Comments, In Focus, Needle's Eye

Slavery and reparations

Abolition Acts continued to be re-written and re-applied right up until the early 1900s. The effects are still with us.


Nigel Pocock


African-Caribbean slaves are the largest group that have not been compensated for the suffering and abuse they underwent for 400 years (c. 1450-1850).

This might seem a generous date to some, and an under-estimate to others. Abolition Acts continued to be re-written and re-applied right up until the early 1900s. The effects are still with us. Some people think that an apology is inadequate, and indeed it is. But it is not a waste of time. Psychologically, it is the ‘foot in the door’ for a bigger favour to follow, compensation. This is precisely what western government’s fear, not altogether irrationally. True, they are not guilty for the original atrocity, but they are responsible for how they have, and are, handling the effects.

This includes accrued monetary and therefore capital investments, through banks and other profitable ventures. There is indeed guilt, for failing to acknowledge this responsibility, and to act on it. This requires acknowledgement.

In this article, I want to suggest that while governments may quake in their bureaucratic boots at the thought of the £7.5 trillion  calculated as due from the UK (enough to bankrupt the economy) and to find all kinds of obfuscating excuses in order to distract and delay the evil moment of apology and compensation.

True, there are difficulties in defining who should receive the compensation, but it need not impede action.

Thus, it may easiest for NGOs and charities to lead the way in implementing compensation through a targeted approach to the present-day effects. These are primarily educational and in terms of health.

Unsurprisingly, the two are related. Better educated people are better off economically, and enjoy less stress, better diet, and can make better-informed choices. Prudent people have the greatest life expectancy, and so therefore choice and lifestyle are intimately connected. J P Morgan, the financial institution, for example, in 2005, pioneered a $5,000,000 educational project for Black youth as a form of compensation for 1,000 slaves taken in the 1850s as collateral against loans.

This sets a precedent for future claims. This may seem like a tiny dent in the effects of slavery, but it is a constructive start.

Psychologically, small steps are achievable steps, and lead to longer-term change in attitudes and actions. Behind this lies a simple dynamic. Actions shape attitudes, as attitudes shape actions.
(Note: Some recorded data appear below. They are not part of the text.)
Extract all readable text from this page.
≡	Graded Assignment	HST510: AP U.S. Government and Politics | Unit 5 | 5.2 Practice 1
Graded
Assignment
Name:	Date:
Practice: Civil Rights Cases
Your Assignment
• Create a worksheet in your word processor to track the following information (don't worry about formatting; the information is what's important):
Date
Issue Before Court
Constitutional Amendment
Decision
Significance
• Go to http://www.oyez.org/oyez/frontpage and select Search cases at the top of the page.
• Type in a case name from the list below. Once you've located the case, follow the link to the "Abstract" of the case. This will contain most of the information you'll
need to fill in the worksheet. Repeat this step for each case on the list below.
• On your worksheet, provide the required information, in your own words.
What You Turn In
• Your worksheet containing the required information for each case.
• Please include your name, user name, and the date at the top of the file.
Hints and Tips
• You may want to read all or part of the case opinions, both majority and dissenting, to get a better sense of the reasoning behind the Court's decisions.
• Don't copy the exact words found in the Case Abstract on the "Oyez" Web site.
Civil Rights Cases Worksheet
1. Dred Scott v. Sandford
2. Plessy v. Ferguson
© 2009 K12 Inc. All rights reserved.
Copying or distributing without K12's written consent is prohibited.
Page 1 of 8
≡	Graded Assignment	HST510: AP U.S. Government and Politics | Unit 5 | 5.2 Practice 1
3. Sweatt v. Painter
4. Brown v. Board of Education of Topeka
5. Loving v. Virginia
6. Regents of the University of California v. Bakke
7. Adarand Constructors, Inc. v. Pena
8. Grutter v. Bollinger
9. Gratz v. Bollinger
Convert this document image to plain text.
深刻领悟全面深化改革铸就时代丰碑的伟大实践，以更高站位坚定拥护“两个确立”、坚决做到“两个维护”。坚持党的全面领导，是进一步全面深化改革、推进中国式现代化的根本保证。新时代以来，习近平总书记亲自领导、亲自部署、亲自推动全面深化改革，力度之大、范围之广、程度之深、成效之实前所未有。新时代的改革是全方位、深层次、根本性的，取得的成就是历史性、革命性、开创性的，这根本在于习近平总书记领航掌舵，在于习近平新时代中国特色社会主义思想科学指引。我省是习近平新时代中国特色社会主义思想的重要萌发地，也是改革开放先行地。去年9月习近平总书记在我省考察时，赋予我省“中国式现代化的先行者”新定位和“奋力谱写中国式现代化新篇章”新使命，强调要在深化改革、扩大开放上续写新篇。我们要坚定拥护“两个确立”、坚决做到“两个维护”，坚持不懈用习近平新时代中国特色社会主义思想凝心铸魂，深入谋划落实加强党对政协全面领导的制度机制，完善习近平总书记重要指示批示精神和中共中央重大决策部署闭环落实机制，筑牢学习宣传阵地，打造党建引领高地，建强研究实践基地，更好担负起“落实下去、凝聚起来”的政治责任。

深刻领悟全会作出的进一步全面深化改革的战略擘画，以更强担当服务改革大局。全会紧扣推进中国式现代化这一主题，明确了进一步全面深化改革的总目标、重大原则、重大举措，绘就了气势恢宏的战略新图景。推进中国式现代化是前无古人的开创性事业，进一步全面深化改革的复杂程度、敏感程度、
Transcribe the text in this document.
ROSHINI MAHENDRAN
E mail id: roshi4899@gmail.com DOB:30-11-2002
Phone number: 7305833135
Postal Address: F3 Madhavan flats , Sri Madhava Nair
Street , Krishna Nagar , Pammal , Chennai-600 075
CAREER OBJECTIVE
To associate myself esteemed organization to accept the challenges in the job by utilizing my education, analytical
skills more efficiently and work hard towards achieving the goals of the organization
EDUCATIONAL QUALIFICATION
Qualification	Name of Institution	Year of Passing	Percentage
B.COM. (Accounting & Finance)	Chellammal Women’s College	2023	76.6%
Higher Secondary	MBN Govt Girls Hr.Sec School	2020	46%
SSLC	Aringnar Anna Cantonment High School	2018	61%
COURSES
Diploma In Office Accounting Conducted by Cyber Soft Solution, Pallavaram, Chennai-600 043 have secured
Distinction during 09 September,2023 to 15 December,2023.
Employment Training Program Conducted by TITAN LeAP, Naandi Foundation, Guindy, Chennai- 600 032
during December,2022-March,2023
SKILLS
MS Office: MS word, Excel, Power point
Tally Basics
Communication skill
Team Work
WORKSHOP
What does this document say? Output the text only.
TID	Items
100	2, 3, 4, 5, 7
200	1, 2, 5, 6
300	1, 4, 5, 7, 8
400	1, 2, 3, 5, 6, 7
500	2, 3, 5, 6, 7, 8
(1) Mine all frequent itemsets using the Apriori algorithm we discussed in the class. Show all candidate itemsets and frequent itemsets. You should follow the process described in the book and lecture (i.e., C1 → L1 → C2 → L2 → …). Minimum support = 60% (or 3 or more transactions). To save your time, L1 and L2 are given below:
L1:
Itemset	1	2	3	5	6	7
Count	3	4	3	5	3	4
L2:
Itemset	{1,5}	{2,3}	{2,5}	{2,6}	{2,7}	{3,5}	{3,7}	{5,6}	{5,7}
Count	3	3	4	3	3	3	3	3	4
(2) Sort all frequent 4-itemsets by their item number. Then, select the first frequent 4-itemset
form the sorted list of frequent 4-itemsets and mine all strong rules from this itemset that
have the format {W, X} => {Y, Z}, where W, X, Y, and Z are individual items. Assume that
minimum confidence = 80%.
Prosocial actions (provided they done freely) lead to prosocial attitudes, and vice-versa.

Act like a macho playa with lots of pickney as evidence, and attitudes are perpetuated that undermine family responsibility, and thus all the dysfunctions that flow from this. Slavery established this lack of structure, but there is no need to stay with this.

There are alternative definitions of reality. These alternatives need to be encouraged by government funding of NGOs and charities. Other such attitude/action, action/attitude circles that need addressing are related to (for example) why Caribbean populations (especially women) have amongst the highest cerebrovascular (stroke) rates of any ethnic group.  Likewise schizophrenia (although misdiagnosis and communication is probably a part of this).

Reparations can start here, in Jamaica and Barbados, in St. Kitt’s and Nevis, Britain’s oldest slaving colonies, and work outwards.

A beginning can be made. Politicians need to the shorn by Occam’s Razor; this not as complex as is made out. What is needed is political will.